“The Hood is a lie.”
Recommended tracks: ‘I Hate Myself’, ‘Open Thunder Eternal Slumber’
It seems like it has been difficult to be on the internet for the past year or so without having heard Lil B, but for those who haven’t, here is a brief summary:
Lil B is a rapper (or is he?) who has made his name on the internet by ceaselessly producing music and constantly engaging his fan base; and despite MTV coverage, making the Fader front cover, working with Soulja Boy and Lil Wayne and tonnes more things, he has remained unsigned for a long time and recently signed a 3-album deal with an independent label (he is already 2 albums through). Lil B has many sides to his musical personality, from wide-eyed, woozy ‘Based‘ freestyles on youtube to party tracks about how he is every celebrity ever, and everything around and in-between.
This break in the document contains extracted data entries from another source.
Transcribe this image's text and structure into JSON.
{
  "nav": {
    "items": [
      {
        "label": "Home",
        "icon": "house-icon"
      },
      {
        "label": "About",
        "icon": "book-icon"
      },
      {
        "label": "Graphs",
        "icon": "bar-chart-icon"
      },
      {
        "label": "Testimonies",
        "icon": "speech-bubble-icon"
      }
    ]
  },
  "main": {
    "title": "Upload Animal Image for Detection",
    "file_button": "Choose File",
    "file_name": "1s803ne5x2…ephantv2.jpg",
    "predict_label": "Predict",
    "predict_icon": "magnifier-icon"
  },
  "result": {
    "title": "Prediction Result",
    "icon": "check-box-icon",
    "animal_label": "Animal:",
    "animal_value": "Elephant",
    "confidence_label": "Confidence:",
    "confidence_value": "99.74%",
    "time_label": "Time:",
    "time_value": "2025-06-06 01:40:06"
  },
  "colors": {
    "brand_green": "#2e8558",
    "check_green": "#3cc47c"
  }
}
‘I’m Gay’, an album suddenly announced to heavy controversy and released without warning, shows a side of Lil B more rooted in a traditional hip-hop aesthetic, and as a result has significantly more universal appeal than his countless other releases. In this album what you are getting is back-to-back verses about world issues, life and his philosophies, and with that ‘I’m Gay’ is almost definitely his most consistent record to date, and possibly the best introduction to his work.
This is not to say that the album is without Lil B’s uniqueness: beats that sample the likes of Slowdive (‘Open Thunder Eternal Slumber’), Barack Obama speech and Spirited Away (‘Gon Be Okay’), lyrics packed with sincerity with lines like “this thing called life, can I give it a hug?” and a little touch of his now-trademark out-of-tune singing make this very much an album with inimitable personality despite the well-explored trad rap format.
The album is pretty strong throughout, though it has a slight lull in the middle; ‘The Wilderness’ has a vaguely cheesy romance movie vibe and a couple forced rhymes here and there (“expensive / fences”). That said, immediately after that comes ‘I Hate Myself’, my personal album highlight and an outright rap epic, a six minute story of the world he has grown up in (“I hate myself for being taught the rules of the hood / which don’t matter, no respect and no love / they got jail for the real thugs”), set to a sample of Iris by The Goo Goo Dolls.
Put simply this is an album to check out even if you are only vaguely interested in rap, or even if you haven’t liked Lil B’s previous work. This is easily one of the best hip-hop records of the past few years, with super-creative, innovative beats and lyrics that are striking and simplistic on first listen, and which reveal more and more depth with every subsequent listen.